An analogous calculation of the equation of state was also carried out by the “free-volume” method developed by Kirkwood (3). This method makes it possible to dispense with equation (5) and the Debye approximation, which leads to the possibility of calculating isentropes in the expansion of the substance.

As a result of calculating the equation of state by the “free-volume” method, the following were obtained: \(n = 18\), \(\gamma_a = 0.756\), \(\delta = 0.137\).

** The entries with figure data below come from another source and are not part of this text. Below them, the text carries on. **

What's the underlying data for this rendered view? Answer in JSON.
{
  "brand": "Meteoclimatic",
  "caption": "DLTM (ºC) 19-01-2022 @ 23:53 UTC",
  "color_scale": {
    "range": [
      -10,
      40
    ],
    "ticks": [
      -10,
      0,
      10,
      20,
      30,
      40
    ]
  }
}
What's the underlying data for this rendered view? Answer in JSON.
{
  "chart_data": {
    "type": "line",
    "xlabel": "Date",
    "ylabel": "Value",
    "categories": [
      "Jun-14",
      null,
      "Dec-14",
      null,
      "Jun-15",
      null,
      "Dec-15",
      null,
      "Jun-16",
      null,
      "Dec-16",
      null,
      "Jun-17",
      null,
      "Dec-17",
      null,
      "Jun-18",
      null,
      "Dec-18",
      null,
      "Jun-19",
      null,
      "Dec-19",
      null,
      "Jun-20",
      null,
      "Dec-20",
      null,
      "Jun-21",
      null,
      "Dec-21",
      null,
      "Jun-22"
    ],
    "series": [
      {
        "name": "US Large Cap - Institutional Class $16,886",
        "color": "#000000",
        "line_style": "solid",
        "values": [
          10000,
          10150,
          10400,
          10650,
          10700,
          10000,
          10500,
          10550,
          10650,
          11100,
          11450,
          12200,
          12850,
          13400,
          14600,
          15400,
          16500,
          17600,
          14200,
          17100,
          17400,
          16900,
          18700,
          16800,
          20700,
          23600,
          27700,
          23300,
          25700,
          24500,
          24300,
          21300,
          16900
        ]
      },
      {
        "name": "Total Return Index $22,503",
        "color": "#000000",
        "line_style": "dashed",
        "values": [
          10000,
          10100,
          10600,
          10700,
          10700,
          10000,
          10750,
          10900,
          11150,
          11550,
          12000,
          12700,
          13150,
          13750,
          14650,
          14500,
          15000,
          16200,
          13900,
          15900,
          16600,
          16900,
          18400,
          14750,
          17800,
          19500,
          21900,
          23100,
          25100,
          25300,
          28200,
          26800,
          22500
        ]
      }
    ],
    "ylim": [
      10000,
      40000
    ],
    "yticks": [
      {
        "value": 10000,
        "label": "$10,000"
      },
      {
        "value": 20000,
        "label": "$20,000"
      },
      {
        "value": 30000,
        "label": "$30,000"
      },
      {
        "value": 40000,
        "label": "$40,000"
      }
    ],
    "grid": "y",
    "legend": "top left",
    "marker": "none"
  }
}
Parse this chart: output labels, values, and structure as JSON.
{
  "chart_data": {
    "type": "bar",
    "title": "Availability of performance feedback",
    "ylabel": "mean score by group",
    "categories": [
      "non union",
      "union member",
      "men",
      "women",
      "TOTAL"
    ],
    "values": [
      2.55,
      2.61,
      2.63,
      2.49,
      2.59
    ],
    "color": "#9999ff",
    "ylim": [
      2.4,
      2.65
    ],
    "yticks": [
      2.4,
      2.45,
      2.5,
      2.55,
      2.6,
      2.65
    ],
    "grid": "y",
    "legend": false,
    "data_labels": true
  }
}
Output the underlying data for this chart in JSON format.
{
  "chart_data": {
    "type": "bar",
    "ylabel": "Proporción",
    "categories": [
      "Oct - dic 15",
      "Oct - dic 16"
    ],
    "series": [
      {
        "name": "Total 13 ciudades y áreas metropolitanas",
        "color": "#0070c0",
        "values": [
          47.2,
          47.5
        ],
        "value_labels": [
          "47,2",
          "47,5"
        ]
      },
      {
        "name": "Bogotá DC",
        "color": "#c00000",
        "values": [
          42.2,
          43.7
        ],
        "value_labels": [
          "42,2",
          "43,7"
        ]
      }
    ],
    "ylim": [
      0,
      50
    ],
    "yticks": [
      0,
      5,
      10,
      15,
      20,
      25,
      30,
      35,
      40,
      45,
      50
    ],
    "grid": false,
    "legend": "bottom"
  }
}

The values of some thermodynamic quantities obtained as a result of the calculation are given in Figs. 1 and 2.

Institute of Physics of the Earth named after O. Yu. Schmidt
Academy of Sciences of the USSR

Received
20 II 1967

REFERENCES

1. C. A. Taylor, Wm. H. Rinkenbach, J. Am. Chem. Soc., 46, 1504 (1924).
2. A. F. Belyaev, ZhFKh, 22, No. 1 (1948).
3. J. G. Kirkwood, J. Chem. Phys., 18, 380 (1950).
4. A. M. Ilyukhin, P. F. Pokhil et al., DAN, 131, No. 4 (1960).
5. M. Ya. Vasil’ev, D. B. Balashov, L. N. Mokrousov, ZhFKh, 34, No. 11 (1960).